Ada situasi di mana mengandalkan hasil saja tidaklah tepat, meskipun alat tersebut akurat. Alasannya tidak selalu karena perhitungannya salah, tetapi karena instansi yang akan menggunakan hasil tersebut mungkin mensyaratkan referensi atau format tertentu.
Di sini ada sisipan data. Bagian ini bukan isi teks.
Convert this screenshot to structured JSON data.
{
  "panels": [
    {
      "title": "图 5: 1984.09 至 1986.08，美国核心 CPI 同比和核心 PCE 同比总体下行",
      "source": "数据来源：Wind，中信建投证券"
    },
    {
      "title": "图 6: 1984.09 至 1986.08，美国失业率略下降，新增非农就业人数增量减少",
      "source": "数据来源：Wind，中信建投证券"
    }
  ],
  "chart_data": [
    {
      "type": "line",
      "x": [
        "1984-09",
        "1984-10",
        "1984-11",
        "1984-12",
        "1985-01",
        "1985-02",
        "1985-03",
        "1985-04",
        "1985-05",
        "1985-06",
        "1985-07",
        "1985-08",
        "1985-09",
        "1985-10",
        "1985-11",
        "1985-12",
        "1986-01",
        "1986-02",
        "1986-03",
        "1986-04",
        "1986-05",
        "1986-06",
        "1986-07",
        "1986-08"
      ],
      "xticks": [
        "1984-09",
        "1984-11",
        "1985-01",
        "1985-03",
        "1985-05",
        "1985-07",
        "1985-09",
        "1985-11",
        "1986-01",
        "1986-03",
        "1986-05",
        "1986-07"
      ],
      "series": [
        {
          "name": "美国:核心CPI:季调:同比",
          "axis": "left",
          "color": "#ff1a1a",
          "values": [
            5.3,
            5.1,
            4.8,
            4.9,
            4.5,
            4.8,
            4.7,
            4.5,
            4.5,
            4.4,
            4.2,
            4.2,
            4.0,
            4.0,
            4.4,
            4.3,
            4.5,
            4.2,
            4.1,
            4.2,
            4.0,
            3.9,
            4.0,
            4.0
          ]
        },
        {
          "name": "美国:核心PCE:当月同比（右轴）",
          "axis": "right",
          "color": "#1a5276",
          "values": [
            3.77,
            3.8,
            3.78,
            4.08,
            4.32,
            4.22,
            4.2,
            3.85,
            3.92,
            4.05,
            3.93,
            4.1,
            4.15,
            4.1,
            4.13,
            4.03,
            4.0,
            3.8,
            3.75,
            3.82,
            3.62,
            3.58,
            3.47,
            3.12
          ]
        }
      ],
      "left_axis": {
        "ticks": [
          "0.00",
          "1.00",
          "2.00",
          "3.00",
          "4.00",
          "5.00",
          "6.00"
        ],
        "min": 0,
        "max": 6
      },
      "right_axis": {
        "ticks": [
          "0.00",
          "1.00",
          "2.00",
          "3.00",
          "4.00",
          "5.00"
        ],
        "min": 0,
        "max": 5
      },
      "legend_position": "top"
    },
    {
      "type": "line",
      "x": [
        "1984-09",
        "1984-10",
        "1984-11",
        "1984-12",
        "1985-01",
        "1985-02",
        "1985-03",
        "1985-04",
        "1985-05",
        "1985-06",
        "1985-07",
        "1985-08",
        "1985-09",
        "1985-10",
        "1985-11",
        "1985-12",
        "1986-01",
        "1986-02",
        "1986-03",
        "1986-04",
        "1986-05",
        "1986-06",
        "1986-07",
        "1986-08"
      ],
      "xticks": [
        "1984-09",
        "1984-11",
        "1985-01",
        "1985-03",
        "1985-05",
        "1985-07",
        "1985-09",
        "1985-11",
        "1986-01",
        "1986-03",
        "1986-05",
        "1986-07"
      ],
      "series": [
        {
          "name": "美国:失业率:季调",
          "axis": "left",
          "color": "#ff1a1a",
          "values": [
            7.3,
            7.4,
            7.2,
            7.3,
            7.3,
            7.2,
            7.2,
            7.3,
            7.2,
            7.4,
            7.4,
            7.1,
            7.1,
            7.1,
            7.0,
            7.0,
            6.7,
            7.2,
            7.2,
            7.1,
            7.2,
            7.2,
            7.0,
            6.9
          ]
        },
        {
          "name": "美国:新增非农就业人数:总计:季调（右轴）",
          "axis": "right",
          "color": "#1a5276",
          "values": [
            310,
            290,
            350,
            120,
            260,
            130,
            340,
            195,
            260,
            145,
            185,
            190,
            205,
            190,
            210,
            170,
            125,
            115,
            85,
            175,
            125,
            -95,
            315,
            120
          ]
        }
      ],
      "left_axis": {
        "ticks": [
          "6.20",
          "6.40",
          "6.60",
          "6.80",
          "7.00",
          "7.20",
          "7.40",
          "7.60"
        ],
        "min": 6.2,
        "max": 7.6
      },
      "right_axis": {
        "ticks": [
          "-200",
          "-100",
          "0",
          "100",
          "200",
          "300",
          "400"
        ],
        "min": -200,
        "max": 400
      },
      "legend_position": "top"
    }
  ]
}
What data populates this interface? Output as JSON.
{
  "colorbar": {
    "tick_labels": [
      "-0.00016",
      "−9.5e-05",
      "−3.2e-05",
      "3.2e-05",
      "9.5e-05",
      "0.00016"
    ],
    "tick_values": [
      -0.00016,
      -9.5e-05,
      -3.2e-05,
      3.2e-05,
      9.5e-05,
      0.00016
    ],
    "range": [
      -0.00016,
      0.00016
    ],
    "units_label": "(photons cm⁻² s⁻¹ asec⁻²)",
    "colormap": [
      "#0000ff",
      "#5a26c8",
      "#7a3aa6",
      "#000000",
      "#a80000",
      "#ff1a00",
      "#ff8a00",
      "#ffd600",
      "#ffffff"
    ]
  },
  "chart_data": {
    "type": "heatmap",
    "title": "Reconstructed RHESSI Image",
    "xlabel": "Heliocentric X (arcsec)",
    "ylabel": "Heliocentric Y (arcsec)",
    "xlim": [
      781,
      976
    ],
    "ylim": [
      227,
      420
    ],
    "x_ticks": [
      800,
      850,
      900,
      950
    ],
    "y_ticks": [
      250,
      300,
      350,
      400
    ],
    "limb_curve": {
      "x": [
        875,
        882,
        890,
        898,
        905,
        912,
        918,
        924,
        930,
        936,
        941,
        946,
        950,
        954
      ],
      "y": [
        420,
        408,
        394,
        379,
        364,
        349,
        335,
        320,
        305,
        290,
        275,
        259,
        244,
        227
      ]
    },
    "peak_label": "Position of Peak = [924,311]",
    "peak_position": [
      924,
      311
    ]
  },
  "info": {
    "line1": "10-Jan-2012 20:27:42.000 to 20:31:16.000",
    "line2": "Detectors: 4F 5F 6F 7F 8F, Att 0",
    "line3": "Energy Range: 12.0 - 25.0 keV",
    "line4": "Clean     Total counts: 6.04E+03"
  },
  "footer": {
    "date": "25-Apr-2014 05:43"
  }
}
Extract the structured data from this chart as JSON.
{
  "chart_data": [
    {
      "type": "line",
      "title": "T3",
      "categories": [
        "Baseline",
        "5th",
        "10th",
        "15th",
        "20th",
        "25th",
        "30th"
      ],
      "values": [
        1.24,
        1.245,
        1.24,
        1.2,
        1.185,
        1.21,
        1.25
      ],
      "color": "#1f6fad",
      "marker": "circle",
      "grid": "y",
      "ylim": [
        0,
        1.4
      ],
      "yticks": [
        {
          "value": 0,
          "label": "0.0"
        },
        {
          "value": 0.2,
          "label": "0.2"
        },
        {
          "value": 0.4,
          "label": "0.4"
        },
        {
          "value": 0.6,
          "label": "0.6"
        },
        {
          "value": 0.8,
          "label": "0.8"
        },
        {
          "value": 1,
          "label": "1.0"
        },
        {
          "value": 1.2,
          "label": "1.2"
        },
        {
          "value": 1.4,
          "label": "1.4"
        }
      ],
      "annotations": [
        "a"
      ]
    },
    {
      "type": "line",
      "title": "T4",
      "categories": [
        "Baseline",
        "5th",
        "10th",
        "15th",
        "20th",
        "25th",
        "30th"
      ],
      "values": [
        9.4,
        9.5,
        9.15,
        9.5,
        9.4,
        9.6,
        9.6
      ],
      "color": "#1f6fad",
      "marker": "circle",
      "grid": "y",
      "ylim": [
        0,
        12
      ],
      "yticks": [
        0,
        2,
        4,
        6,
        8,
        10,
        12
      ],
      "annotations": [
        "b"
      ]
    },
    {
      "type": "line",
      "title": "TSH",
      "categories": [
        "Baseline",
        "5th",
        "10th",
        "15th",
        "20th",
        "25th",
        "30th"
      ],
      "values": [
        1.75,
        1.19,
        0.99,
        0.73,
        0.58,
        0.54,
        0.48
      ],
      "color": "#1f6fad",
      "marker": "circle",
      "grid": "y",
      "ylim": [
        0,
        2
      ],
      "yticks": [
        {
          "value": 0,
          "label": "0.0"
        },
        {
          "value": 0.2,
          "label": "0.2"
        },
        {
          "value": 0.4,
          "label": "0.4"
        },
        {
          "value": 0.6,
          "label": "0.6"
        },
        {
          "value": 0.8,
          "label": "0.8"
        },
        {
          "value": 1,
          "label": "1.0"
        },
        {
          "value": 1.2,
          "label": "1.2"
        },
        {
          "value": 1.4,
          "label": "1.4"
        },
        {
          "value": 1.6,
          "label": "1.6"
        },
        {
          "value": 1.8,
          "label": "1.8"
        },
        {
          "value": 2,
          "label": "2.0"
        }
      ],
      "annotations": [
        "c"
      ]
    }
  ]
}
Kami telah menjelaskan kasus-kasus tersebut secara lebih luas di halaman Kapan hasil kalkulator umur tidak cukup?, jika Anda ingin memahami kapan hasilnya berguna, dan kapan mengandalkannya saja tidak cukup, beserta beberapa contoh situasi yang paling umum.
Kesimpulan
Metode menghitung umur bukan sekadar mengurangi dua tanggal. Karena hasil yang akurat dipengaruhi oleh kalender, bulan, hari, tahun kabisat, dan metode perhitungan itu sendiri. Oleh karena itu:
- Perhitungan Masehi memiliki detailnya sendiri
- Perhitungan Hijriah memiliki detailnya sendiri
- Konversi secara perkiraan bukan perhitungan yang sebenarnya
- Hasil dapat bervariasi dari satu alat ke alat lainnya tergantung pada metode pemrosesannya
Jika tujuannya adalah pemahaman cepat, perkiraan mungkin sudah cukup bagi Anda. Namun jika Anda menginginkan hasil nyata yang lebih akurat, lebih baik mengandalkan alat yang sesuai dengan jenis kalender yang ingin Anda gunakan untuk menghitung.